Curiously, I can't do yoga. It makes me feel the worst out of all the types of exercise I've been trying. I used to do it a lot before diagnosis.

that's interesting. I think maybe the ddog and something to do with oxygen and bloodflow to the brain? I actually got better last year when I started yoga again so I am going to start gently again. I got sick again after going on vacation (flying) and buying a house (stress) and stopped yoga so not sure if 1 thing or the combo made it come back. I noticed, and this was before I was dx's that when I started doing ddog I felt like I was going to fall on my head but that passed after I pushed thru a couple weeks of 45 min intermediate yoga. I was also doing it in the a.m. when my son was sleeping and now I know that is when we feel the worst. But afterwords, although I felt less stressed and whatever, I had a hard time in the shower afterwards and had to sit down to get ready for work....so shaky, couldn't hold up my hands to blow dry my hair, tunnel vision driving to work etc.

[jangle]

I don't want to sound like I'm bragging but today I had a pretty good workout that I'm proud of.

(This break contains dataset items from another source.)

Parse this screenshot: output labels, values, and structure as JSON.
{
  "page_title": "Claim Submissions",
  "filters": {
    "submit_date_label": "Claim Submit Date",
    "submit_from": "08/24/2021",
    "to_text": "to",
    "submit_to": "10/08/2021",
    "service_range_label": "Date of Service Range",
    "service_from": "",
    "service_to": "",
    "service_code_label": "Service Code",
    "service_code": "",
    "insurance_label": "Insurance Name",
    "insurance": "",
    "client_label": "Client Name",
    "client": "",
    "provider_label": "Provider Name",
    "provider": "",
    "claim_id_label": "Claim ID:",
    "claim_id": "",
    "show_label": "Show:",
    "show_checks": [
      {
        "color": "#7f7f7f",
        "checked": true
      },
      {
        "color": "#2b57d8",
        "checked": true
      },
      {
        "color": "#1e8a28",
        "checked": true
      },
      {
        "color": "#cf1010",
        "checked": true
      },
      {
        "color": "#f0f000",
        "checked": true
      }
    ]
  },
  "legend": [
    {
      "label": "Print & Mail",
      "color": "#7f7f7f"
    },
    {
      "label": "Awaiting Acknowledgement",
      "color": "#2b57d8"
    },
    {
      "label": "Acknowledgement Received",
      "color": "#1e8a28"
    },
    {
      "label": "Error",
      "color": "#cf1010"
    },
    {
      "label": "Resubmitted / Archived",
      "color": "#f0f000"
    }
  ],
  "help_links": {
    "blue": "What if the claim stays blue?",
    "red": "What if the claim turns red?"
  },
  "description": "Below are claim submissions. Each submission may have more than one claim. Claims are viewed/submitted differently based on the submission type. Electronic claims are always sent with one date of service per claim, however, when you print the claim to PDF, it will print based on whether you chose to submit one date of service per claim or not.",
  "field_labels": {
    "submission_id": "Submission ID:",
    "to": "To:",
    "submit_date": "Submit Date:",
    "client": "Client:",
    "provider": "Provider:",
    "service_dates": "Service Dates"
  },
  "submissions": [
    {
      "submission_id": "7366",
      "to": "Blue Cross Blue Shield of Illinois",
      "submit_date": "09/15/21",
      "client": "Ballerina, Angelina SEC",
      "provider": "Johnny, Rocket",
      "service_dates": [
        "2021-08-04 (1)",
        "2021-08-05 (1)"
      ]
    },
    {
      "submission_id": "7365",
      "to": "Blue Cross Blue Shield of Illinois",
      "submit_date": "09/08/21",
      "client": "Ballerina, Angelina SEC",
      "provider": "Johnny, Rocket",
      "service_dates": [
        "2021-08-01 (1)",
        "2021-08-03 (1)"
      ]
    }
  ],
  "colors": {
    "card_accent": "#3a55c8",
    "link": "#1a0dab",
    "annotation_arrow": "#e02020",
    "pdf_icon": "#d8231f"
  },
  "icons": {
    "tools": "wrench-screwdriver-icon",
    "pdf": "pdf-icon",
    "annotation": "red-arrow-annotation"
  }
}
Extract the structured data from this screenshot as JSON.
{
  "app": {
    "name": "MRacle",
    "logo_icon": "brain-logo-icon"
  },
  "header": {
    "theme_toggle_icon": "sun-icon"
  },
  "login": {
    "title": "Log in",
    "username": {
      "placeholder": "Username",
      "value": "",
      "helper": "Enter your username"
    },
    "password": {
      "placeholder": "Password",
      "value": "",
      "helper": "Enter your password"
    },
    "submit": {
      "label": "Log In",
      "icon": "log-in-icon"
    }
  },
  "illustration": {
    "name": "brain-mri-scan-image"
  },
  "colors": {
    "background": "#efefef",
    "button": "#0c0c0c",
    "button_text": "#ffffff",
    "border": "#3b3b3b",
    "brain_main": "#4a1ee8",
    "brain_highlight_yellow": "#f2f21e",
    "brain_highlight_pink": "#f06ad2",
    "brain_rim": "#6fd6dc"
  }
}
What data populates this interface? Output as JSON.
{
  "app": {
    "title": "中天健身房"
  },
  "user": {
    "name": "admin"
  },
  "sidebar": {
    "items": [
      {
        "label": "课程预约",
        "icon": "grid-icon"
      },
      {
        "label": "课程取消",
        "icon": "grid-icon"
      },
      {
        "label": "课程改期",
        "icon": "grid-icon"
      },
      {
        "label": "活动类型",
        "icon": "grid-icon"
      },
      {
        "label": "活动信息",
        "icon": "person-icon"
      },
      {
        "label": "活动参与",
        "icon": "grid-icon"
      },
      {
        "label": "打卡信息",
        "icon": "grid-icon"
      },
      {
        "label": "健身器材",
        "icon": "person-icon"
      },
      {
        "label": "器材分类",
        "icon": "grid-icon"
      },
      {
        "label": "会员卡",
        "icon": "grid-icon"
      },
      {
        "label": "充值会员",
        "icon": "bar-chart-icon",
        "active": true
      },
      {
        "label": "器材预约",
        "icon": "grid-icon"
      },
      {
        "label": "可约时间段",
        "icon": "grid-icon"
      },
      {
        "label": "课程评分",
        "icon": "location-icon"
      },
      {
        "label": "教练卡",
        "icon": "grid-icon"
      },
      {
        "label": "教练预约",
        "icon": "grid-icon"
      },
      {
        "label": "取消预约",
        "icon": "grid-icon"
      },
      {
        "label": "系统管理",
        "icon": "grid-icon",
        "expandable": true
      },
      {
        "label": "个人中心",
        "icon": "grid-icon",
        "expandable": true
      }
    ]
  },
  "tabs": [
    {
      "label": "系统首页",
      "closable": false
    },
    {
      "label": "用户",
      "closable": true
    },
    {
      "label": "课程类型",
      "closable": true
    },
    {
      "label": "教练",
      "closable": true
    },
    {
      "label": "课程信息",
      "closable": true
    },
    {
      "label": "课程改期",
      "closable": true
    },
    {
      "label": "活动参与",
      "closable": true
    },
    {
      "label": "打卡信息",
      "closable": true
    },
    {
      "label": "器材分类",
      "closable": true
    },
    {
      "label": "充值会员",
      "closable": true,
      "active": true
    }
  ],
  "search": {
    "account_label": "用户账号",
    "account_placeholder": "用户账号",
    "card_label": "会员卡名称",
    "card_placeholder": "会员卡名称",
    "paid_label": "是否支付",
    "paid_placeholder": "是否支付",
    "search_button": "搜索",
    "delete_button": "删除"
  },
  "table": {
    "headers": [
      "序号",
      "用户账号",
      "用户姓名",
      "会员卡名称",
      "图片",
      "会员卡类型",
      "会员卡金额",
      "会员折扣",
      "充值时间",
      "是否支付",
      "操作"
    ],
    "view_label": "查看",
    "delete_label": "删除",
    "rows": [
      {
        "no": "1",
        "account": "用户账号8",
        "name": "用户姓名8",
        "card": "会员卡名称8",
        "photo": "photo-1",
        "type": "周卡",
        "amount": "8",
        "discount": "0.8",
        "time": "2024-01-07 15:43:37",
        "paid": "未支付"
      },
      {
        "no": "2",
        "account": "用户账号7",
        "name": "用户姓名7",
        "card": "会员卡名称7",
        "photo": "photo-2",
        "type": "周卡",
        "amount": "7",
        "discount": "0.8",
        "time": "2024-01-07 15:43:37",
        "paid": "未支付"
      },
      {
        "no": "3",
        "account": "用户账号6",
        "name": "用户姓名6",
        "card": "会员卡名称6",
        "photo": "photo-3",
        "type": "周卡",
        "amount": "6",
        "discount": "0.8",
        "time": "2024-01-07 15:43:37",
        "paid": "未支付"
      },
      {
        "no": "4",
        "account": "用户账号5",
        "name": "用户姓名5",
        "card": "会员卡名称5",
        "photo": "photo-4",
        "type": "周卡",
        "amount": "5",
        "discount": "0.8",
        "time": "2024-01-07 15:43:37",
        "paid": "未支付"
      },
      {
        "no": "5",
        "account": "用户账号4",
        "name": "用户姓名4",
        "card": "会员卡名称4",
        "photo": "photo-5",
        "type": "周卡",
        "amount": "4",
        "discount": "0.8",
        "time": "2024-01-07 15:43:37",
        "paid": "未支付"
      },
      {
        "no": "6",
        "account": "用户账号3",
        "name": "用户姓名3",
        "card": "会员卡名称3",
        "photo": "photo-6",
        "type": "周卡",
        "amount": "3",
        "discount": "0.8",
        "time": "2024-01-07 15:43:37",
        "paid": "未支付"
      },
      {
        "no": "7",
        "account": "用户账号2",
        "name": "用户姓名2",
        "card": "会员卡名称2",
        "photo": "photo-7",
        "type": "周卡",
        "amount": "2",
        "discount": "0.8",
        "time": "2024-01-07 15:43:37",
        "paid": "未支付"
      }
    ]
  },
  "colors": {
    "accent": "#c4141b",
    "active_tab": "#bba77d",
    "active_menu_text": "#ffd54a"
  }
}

I did weight lifting for an entire hour. Intense weightlifting too, where I was lifting to failure most of the time.

I squatted 265 pounds three times which is my new best. My heart was exploding afterwards, but honestly if I can stand with 265 pounds on my back, I figure I'm helping the muscles that will eventually get me better.

[bellgirl]

When I was first diagnosed I was very dizzy, but now after a year, medications and supplements, I am able to do more. I started on a stationary bike, then worked my way up to the elliptical. I do about 2-3 miles twice a week on the elliptical and walk my dog short distances every day. I'm thinking about doing yoga to help with my stiffness, too. The bands sound like a good idea for starters. It has really helped me, even when I don't feel like it, I go and feel so much better afterward. Don't give up!! It really helps to get your blood flowing properly, and I have always been a real advocate of exercising for your health.